Hi again,
I am in Berlin today and got my answers first hand, so for the record, here they are:
On 01.09.2014 16:07, Markus Krötzsch wrote:
Hi,
Some questions on the new dump options. I noticed that the XML dump files use exactly the same content model and format for the new model as they used for the old. This is not so great as it reduces the utility of the <model> information greatly if the same model is used for incompatible content. I am now trying to find a way to write code that supports both old and new dumps. Hence my questions:
(1) The most recent full dump that is available contains the old format. The most recent current dump that is available contains the new format. Is it possible that a single dump contains both formats?
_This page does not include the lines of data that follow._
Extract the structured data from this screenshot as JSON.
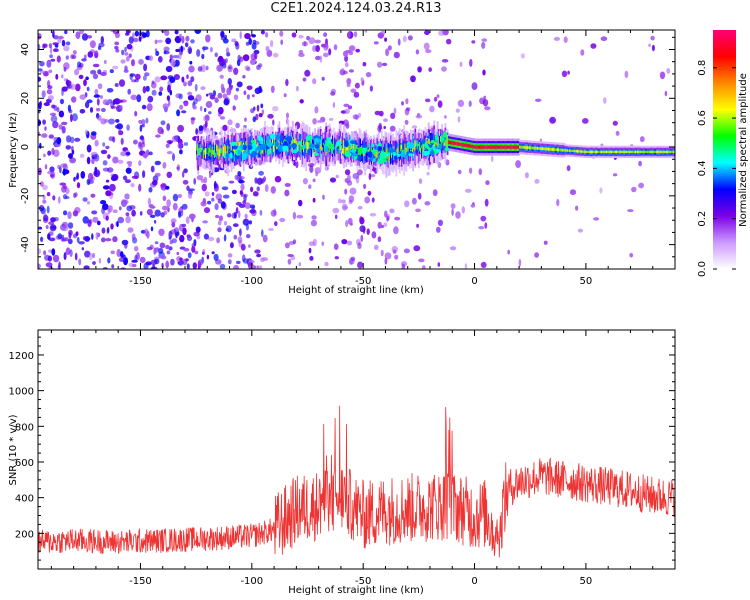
{
  "figure": {
    "title": "C2E1.2024.124.03.24.R13"
  },
  "chart_data": [
    {
      "type": "heatmap",
      "title": "C2E1.2024.124.03.24.R13",
      "xlabel": "Height of straight line (km)",
      "ylabel": "Frequency (Hz)",
      "xlim": [
        -196,
        90
      ],
      "ylim": [
        -50,
        48
      ],
      "xticks": [
        -150,
        -100,
        -50,
        0,
        50
      ],
      "yticks": [
        -40,
        -20,
        0,
        20,
        40
      ],
      "colorbar": {
        "label": "Normalized spectral amplitude",
        "range": [
          0.0,
          0.95
        ],
        "ticks": [
          0.0,
          0.2,
          0.4,
          0.6,
          0.8
        ],
        "colors": [
          "#ffffff",
          "#cc99ff",
          "#7a00e6",
          "#0000ff",
          "#00ffff",
          "#00ff00",
          "#ffff00",
          "#ff8800",
          "#ff0000",
          "#ff0077"
        ]
      },
      "ridge": [
        {
          "x": -115,
          "y": -2
        },
        {
          "x": -90,
          "y": 1
        },
        {
          "x": -60,
          "y": 0
        },
        {
          "x": -40,
          "y": -3
        },
        {
          "x": -20,
          "y": 1
        },
        {
          "x": -12,
          "y": 2
        },
        {
          "x": 0,
          "y": 0
        },
        {
          "x": 20,
          "y": 0
        },
        {
          "x": 50,
          "y": -2
        },
        {
          "x": 90,
          "y": -2
        }
      ],
      "grid": false
    },
    {
      "type": "line",
      "xlabel": "Height of straight line (km)",
      "ylabel": "SNR (10 * v/v)",
      "xlim": [
        -196,
        90
      ],
      "ylim": [
        0,
        1340
      ],
      "xticks": [
        -150,
        -100,
        -50,
        0,
        50
      ],
      "yticks": [
        200,
        400,
        600,
        800,
        1000,
        1200
      ],
      "color": "#ee3333",
      "series": [
        {
          "x": [
            -196,
            -180,
            -160,
            -140,
            -120,
            -100,
            -90,
            -80,
            -70,
            -60,
            -50,
            -40,
            -30,
            -20,
            -12,
            -5,
            0,
            5,
            10,
            15,
            20,
            30,
            40,
            50,
            60,
            70,
            80,
            90
          ],
          "values": [
            150,
            160,
            150,
            160,
            170,
            185,
            220,
            330,
            360,
            410,
            300,
            330,
            340,
            350,
            360,
            330,
            300,
            310,
            200,
            450,
            490,
            520,
            500,
            480,
            460,
            440,
            410,
            400
          ]
        }
      ],
      "grid": false
    }
  ]
}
No, the dump-creating code transforms all content into the appropriate JSON during export. The data you see in dumps is always in the format that is generated by the most recent code that was used when the dump file was created, and hence all revisions are in the same format.
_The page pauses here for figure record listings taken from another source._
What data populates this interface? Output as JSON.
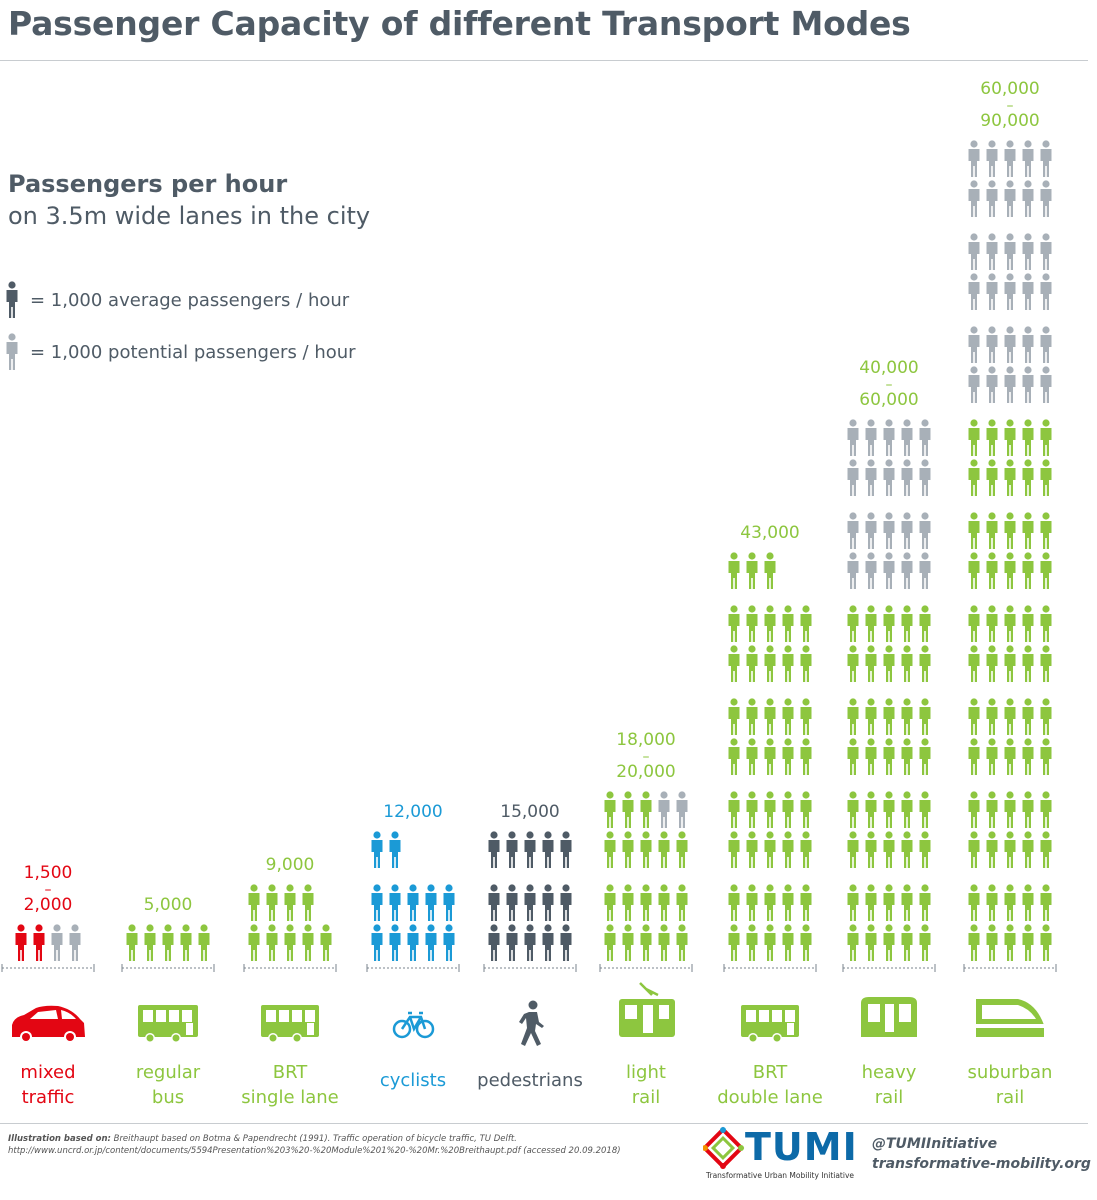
{
  "title": "Passenger Capacity of different Transport Modes",
  "subtitle": {
    "bold": "Passengers per hour",
    "normal": "on 3.5m wide lanes in the city"
  },
  "legend": [
    {
      "label": "= 1,000 average passengers / hour",
      "color": "#4f5b66"
    },
    {
      "label": "= 1,000 potential passengers / hour",
      "color": "#a8b0b8"
    }
  ],
  "colors": {
    "green": "#8dc63f",
    "grey": "#a8b0b8",
    "dark": "#4f5b66",
    "red": "#e30613",
    "blue": "#1b9ad6"
  },
  "chart_data": {
    "type": "pictograph",
    "unit": "1,000 passengers / hour per figure",
    "categories": [
      {
        "name": "mixed traffic",
        "label_lines": [
          "mixed",
          "traffic"
        ],
        "value_lines": [
          "1,500",
          "-",
          "2,000"
        ],
        "average": 1.5,
        "potential": 0.5,
        "color": "red",
        "icon": "car-icon"
      },
      {
        "name": "regular bus",
        "label_lines": [
          "regular",
          "bus"
        ],
        "value_lines": [
          "5,000"
        ],
        "average": 5,
        "potential": 0,
        "color": "green",
        "icon": "bus-icon"
      },
      {
        "name": "BRT single lane",
        "label_lines": [
          "BRT",
          "single  lane"
        ],
        "value_lines": [
          "9,000"
        ],
        "average": 9,
        "potential": 0,
        "color": "green",
        "icon": "brt-bus-icon"
      },
      {
        "name": "cyclists",
        "label_lines": [
          "cyclists"
        ],
        "value_lines": [
          "12,000"
        ],
        "average": 12,
        "potential": 0,
        "color": "blue",
        "icon": "bicycle-icon"
      },
      {
        "name": "pedestrians",
        "label_lines": [
          "pedestrians"
        ],
        "value_lines": [
          "15,000"
        ],
        "average": 15,
        "potential": 0,
        "color": "dark",
        "icon": "walking-person-icon"
      },
      {
        "name": "light rail",
        "label_lines": [
          "light",
          "rail"
        ],
        "value_lines": [
          "18,000",
          "-",
          "20,000"
        ],
        "average": 18,
        "potential": 2,
        "color": "green",
        "icon": "tram-icon"
      },
      {
        "name": "BRT double lane",
        "label_lines": [
          "BRT",
          "double lane"
        ],
        "value_lines": [
          "43,000"
        ],
        "average": 43,
        "potential": 0,
        "color": "green",
        "icon": "brt-double-bus-icon"
      },
      {
        "name": "heavy rail",
        "label_lines": [
          "heavy",
          "rail"
        ],
        "value_lines": [
          "40,000",
          "-",
          "60,000"
        ],
        "average": 40,
        "potential": 20,
        "color": "green",
        "icon": "train-icon"
      },
      {
        "name": "suburban rail",
        "label_lines": [
          "suburban",
          "rail"
        ],
        "value_lines": [
          "60,000",
          "-",
          "90,000"
        ],
        "average": 60,
        "potential": 30,
        "color": "green",
        "icon": "suburban-train-icon"
      }
    ]
  },
  "source": {
    "bold": "Illustration based on:",
    "text": "Breithaupt based on Botma & Papendrecht (1991). Traffic operation of bicycle traffic, TU Delft. http://www.uncrd.or.jp/content/documents/5594Presentation%203%20-%20Module%201%20-%20Mr.%20Breithaupt.pdf (accessed 20.09.2018)"
  },
  "logo": {
    "name": "TUMI",
    "tagline": "Transformative Urban Mobility Initiative"
  },
  "contact": {
    "twitter": "@TUMIInitiative",
    "website": "transformative-mobility.org"
  }
}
Currently, the XML-based revision dumps use different code for this than the code used in JSON dumps and API. In the near future, this will be unified.
(2a) If the answer to (1) is no: what are/will be the first (or last) full/current/daily dump files that use the new format?
I did not get an answer to this question, but since it is certain that each file is in a single format, a viable strategy is to parse with the new format first; if there are errors, try parsing with the old format; if this succeeds even once, the whole remaining file should be parsed in the old format.
(2b) If the answer to (1) is yes: what is the revision number at which the change was made (i.e., what is the largest revision number that is still in the old format)?
Not applicable.
Markus